Yuki sempre foi o tipo de pessoa que ninguém percebe.
Magro, silencioso, olhos fundos e vazios como um poço seco.
Mesmo em meio à multidão, ele parecia existir em preto e branco.
Aos 17 anos, Yuki já sabia que o mundo não era justo. Ele sentia isso desde criança, quando aprendeu que "lar" não é sinônimo de segurança, e que "família" pode ser uma prisão.
Sua casa era pequena, escura, sempre com cheiro de álcool velho e gritos entalados nas paredes. Seu pai, um ex-operário, amargurado e explosivo. Sua mãe, sempre entre um cigarro e outro, carregava o olhar cansado de quem desistiu da vida há anos.
Yuki era o erro que eles não puderam corrigir.
E faziam questão de lembrar disso todos os dias.
Acordava cedo para limpar a casa antes que o pai reclamasse. Cozinhava o que dava com o pouco que havia na despensa.
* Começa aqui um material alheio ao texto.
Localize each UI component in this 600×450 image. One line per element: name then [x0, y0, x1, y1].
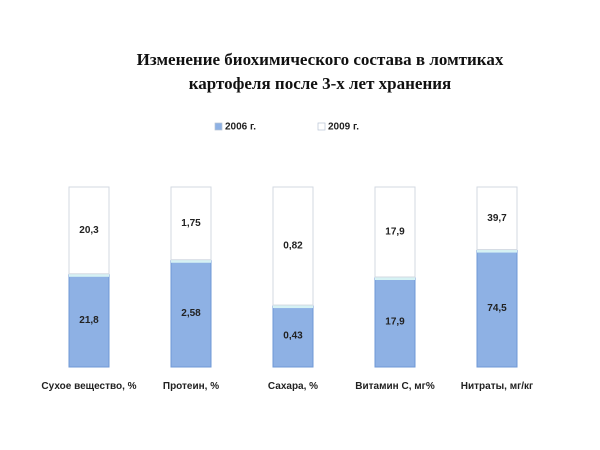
- bar-segment: [374, 186, 416, 278]
- legend-label: 2006 г.: [225, 122, 256, 133]
- x-tick-label: Сахара, %: [267, 381, 319, 392]
- data-label: 1,75: [181, 218, 201, 229]
- bar-segment: [272, 186, 314, 306]
- data-label: 17,9: [385, 227, 405, 238]
- x-tick-label: Нитраты, мг/кг: [460, 381, 534, 392]
- bar-highlight: [273, 305, 313, 309]
- data-label: 0,43: [283, 331, 303, 342]
- chart-title: Изменение биохимического состава в ломти…: [136, 50, 504, 93]
- x-tick-label: Протеин, %: [162, 381, 220, 392]
- bar-highlight: [375, 277, 415, 280]
- legend-swatch: [317, 122, 326, 131]
- data-label: 0,82: [283, 241, 303, 252]
- data-label: 74,5: [487, 303, 507, 314]
- bar-segment: [476, 186, 518, 251]
- bar-segment: [68, 273, 110, 368]
- bar-segment: [68, 186, 110, 275]
- bar-highlight: [171, 259, 211, 263]
- bar-segment: [170, 186, 212, 261]
- data-label: 17,9: [385, 317, 405, 328]
- bar-segment: [374, 276, 416, 368]
- x-tick-label: Витамин С, мг%: [355, 381, 435, 392]
- bar-segment: [476, 249, 518, 368]
- legend-swatch: [214, 122, 223, 131]
- data-label: 39,7: [487, 213, 507, 224]
- bar-highlight: [477, 249, 517, 253]
- legend-label: 2009 г.: [328, 122, 359, 133]
- bar-highlight: [69, 273, 109, 277]
- data-label: 2,58: [181, 308, 201, 319]
- data-label: 20,3: [79, 225, 99, 236]
- data-label: 21,8: [79, 315, 99, 326]
- bar-segment: [272, 304, 314, 368]
- x-tick-label: Сухое вещество, %: [41, 381, 137, 392]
Evitava fazer barulho, evitar era a regra número um.
Mas mesmo assim, às vezes ele apanhava. Às vezes, sem nem saber o motivo.
E mesmo com os ossos doendo, ele ia trabalhar em silêncio, ajudando numa quitanda, empacotando compras, carregando sacos pesados. Tudo por algumas moedas.
Porque se ele não ajudasse... a culpa seria dele. Sempre era.
Mas naquela noite, tudo mudou.
Era uma sexta-feira. A chuva caía fina, batendo no telhado enferrujado como dedos impacientes.
Yuki lavava a louça com as mãos tremendo – não de frio, mas de cansaço. Já passava das dez.
Foi quando ouviu batidas na porta. Três, secas. Fortes.
O pai abriu.
Do lado de fora, um homem alto, de terno preto, luvas de couro e olhar como aço congelado.
Renji Kurozawa.
O nome que fazia homens poderosos engasgarem de medo.
Um dos chefes mais perigosos da máfia oriental.
Dizem que ele já matou um homem com as próprias mãos – e com um sorriso no rosto.
Yuki não sabia nada disso.
Só o observava em silêncio, secando as mãos no avental rasgado, parado ao fundo da sala.
Renji encarou os pais como quem avalia lixo que pode ser útil por um tempo. Então tirou um maço de dinheiro do bolso e jogou em cima da mesa.